Психология считает доказанным, что мыслящий субъект не может созерцать самого себя, но вопрос не в этом, а в том, чтобы знать, не является ли сам мыслящий субъект созерцанием, не является ли он созерцанием в самом себе, а также можно ли научиться сформировать своё поведение иначе, чем созерцая. После того как центр внимания переместился с потерпевших неудачу Сущностей (платоновских идей) на понятие смысла, философский водораздел, по-видимому, должен пройти между теми, кто связал смысл с новой трансценденцией, с новым воплощением Бога и преображёнными небесами, – и теми, кто обнаружил смысл в человеке и его безднах, во вновь открытой глубине и подземелье. Новые теологи туманных небес (небес Кенигсберга) и новые гуманисты пещер вышли на сцену от имени Бога-человека и Человека-бога как тайны смысла. Их порой трудно отличить друг от друга, но если что-то сегодня и препятствует такому различению, то прежде всего наша усталость от бесконечного выяснения, кто кого везёт: то ли осёл человека, то ли человек осла и себя самого. Более того, возникает впечатление, что на смысл наложился некий чистый контр-смысл; ибо всюду – и на небесах, и под землёй – смысл представлен как Принцип, Сокровищница, Резерв, Начало. В качестве небесного Принципа он, говорят, забыт и завуалирован, а в качестве подземного принципа – от него совершенно отказались и упоминают с отчуждением, но за забытьем и вуалью мы призваны усмотреть и восстановить смысл либо в Боге, который не был как следует понят, либо в человеке, глубины которого ещё далеко не исследованы. Сам Делёз выбрал сторону «гуманистов пещер».

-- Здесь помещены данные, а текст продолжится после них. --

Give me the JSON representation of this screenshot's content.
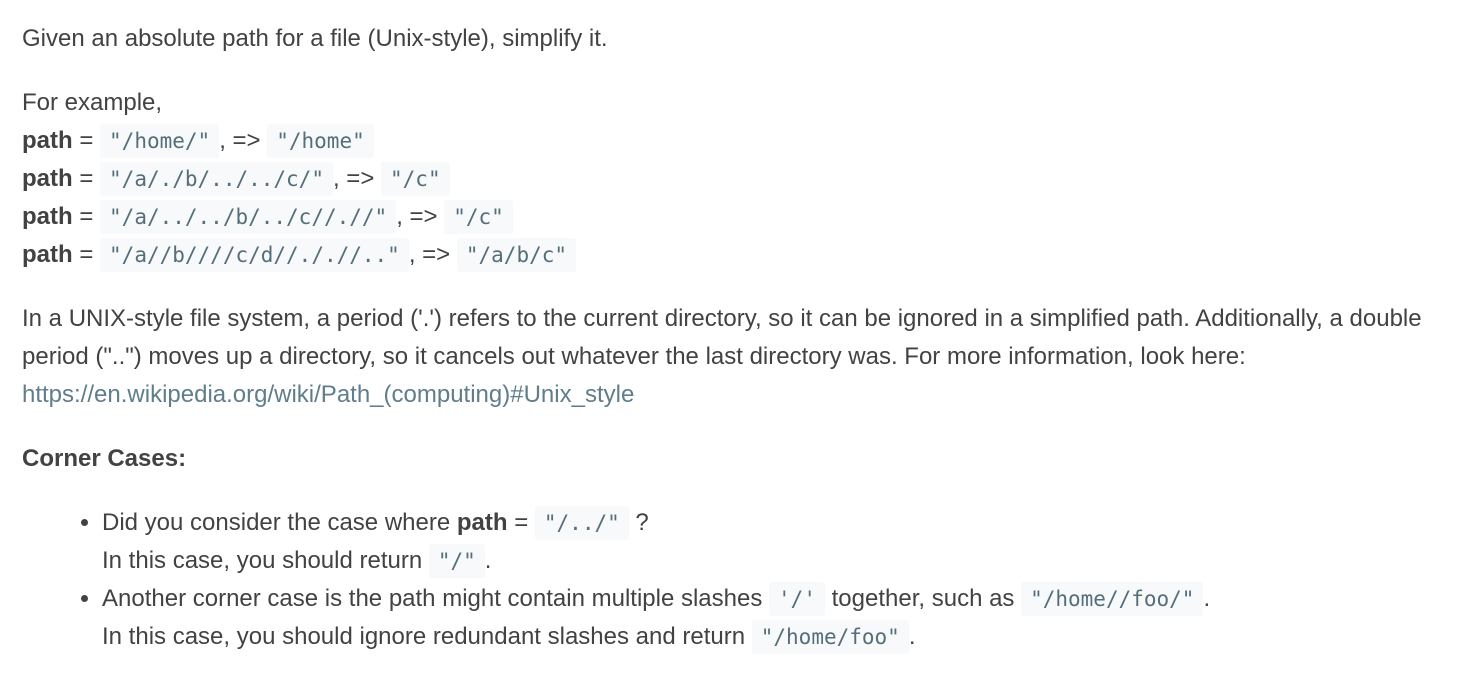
{
  "intro": "Given an absolute path for a file (Unix-style), simplify it.",
  "examples": {
    "heading": "For example,",
    "label": "path",
    "eq": "=",
    "arrow": ", =>",
    "items": [
      {
        "input": "\"/home/\"",
        "output": "\"/home\""
      },
      {
        "input": "\"/a/./b/../../c/\"",
        "output": "\"/c\""
      },
      {
        "input": "\"/a/../../b/../c//.//\"",
        "output": "\"/c\""
      },
      {
        "input": "\"/a//b////c/d//././/..\"",
        "output": "\"/a/b/c\""
      }
    ]
  },
  "description": {
    "text": "In a UNIX-style file system, a period ('.') refers to the current directory, so it can be ignored in a simplified path. Additionally, a double period (\"..\") moves up a directory, so it cancels out whatever the last directory was. For more information, look here: ",
    "link": "https://en.wikipedia.org/wiki/Path_(computing)#Unix_style"
  },
  "corner": {
    "title": "Corner Cases:",
    "item1": {
      "pre": "Did you consider the case where ",
      "bold": "path",
      "eq": " = ",
      "code": "\"/../\"",
      "post": " ?",
      "line2_pre": "In this case, you should return ",
      "line2_code": "\"/\"",
      "line2_post": "."
    },
    "item2": {
      "pre": "Another corner case is the path might contain multiple slashes ",
      "code1": "'/'",
      "mid": " together, such as ",
      "code2": "\"/home//foo/\"",
      "post": ".",
      "line2_pre": "In this case, you should ignore redundant slashes and return ",
      "line2_code": "\"/home/foo\"",
      "line2_post": "."
    }
  }
}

Плод в утробе матери окружают звуки: «В глубине шумно: хлопки, треск, скрежет, хруст, взрывы, звуки разбиваемых вдребезги внутренних объектов, кроме того – нечленораздельные и бессвязные спазмы-дыхания тела». Звуки, как мы знаем, имеют смысл. Плод с самого начала погружён в смысловое поле. По мысли Мелани Клейн, на исследования которой Делёз ссылается, бессознательные комплексы формируются в материнской утробе. Тут мы должны оговориться, что смысл не связан строго с утробным бульканьем, может возникать как-то ещё: «Наука, творчество и повседневное мышление невозможны без аналогий. Считалось, что аналогии проводят только люди и человекообразные обезьяны, затем к списку добавили гвинейских павианов Papio papio. Недавно специалисты Биологического факультета МГУ и университета Айовы (США) доказали, что выявлять сходство по аналогии способны, и серые вороны Corvus cornix». Птицы, как известно, развиваются из яиц, что имеет мало общего с утробой матери, но можно согласиться, что глубина организует поверхности и сворачивается внутри поверхностей.

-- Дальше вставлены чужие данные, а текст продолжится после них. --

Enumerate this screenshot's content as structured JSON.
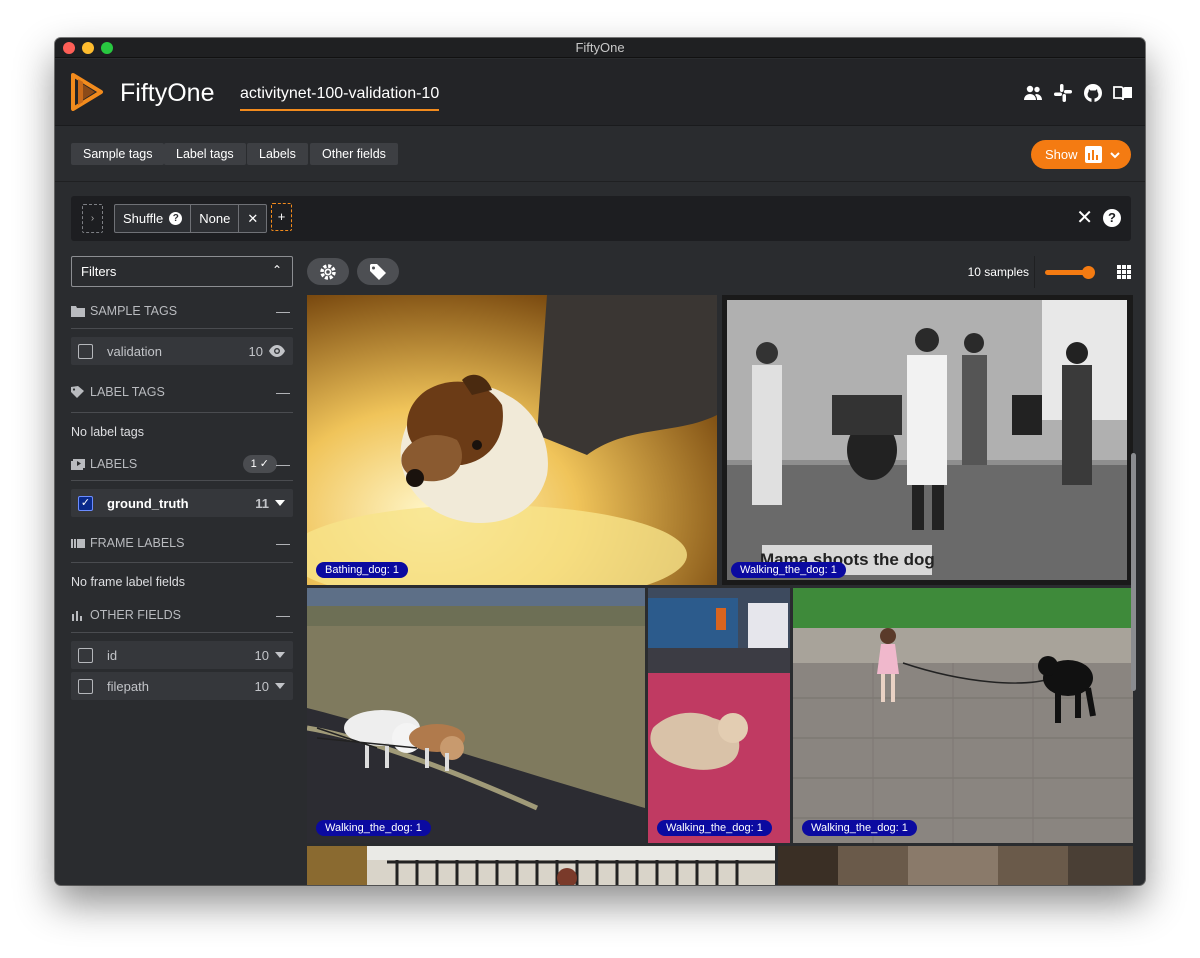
{
  "window": {
    "title": "FiftyOne"
  },
  "header": {
    "brand": "FiftyOne",
    "dataset": "activitynet-100-validation-10",
    "icons": [
      "team-icon",
      "slack-icon",
      "github-icon",
      "docs-book-icon"
    ]
  },
  "toolbar": {
    "tabs": [
      "Sample tags",
      "Label tags",
      "Labels",
      "Other fields"
    ],
    "show_label": "Show"
  },
  "view_bar": {
    "stage_name": "Shuffle",
    "stage_value": "None"
  },
  "sidebar": {
    "filters_label": "Filters",
    "groups": {
      "sample_tags": {
        "title": "SAMPLE TAGS",
        "items": [
          {
            "label": "validation",
            "count": "10",
            "checked": false
          }
        ]
      },
      "label_tags": {
        "title": "LABEL TAGS",
        "empty": "No label tags"
      },
      "labels": {
        "title": "LABELS",
        "badge": "1 ✓",
        "items": [
          {
            "label": "ground_truth",
            "count": "11",
            "checked": true
          }
        ]
      },
      "frame_labels": {
        "title": "FRAME LABELS",
        "empty": "No frame label fields"
      },
      "other_fields": {
        "title": "OTHER FIELDS",
        "items": [
          {
            "label": "id",
            "count": "10",
            "checked": false
          },
          {
            "label": "filepath",
            "count": "10",
            "checked": false
          }
        ]
      }
    }
  },
  "grid": {
    "samples_label": "10 samples",
    "tiles": [
      {
        "label": "Bathing_dog: 1"
      },
      {
        "label": "Walking_the_dog: 1",
        "caption": "Mama shoots the dog"
      },
      {
        "label": "Walking_the_dog: 1"
      },
      {
        "label": "Walking_the_dog: 1"
      },
      {
        "label": "Walking_the_dog: 1"
      }
    ]
  },
  "colors": {
    "accent": "#f47b12",
    "label_pill": "#0b0aa0",
    "checkbox_checked": "#0a2a8a"
  }
}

«Для тел и положений вещей есть только одно время – настоящее. Среди тел нет причин и следствий. Тела сами причины друг для друга. Тела причины друг для друга, но причины чего? Они причины особых вещей совсем иной природы. Такие эффекты не тела, они «бестелесны». Они не являются ни физическими качествами, ни свойствами. Это не вещи или положения вещей, а события. Когда скальпель рассекает плоть, одно тело придаёт другому не новое качество, а атрибут. Этот атрибут всегда выражен глаголом, подразумевающим не бытие, а способ бытия: «быть порезанным». Такой способ бытия находится где-то на грани, на поверхности того бытия, чья природа не способна к изменению». Далее он отрицает, можно сказать, сделанное приблизительное определение. Оно требовалось, чтобы обозначить предмет речи. «Становление само является идеальным и бестелесным событием. Событие соразмерно становлению, а становление соразмерно языку. Между событиями-эффектами и самой возможностью языка имеется существенная связь». Другими словами, события глубоко проникают в природу вещей и в природу самого времени. Мы воспринимаем время, имеющим стрелу, идущую от прошлого к будущему. На самом деле, прошлое и будущее «делят каждое настоящее до бесконечности каким бы малым оно ни было. Точнее сказать, такое время не бесконечно, потому что оно никогда не возвращается назад к себе. Оно – чистая прямая линия, две крайние точки которой непрестанно отдаляются друг от друга в прошлое и будущее.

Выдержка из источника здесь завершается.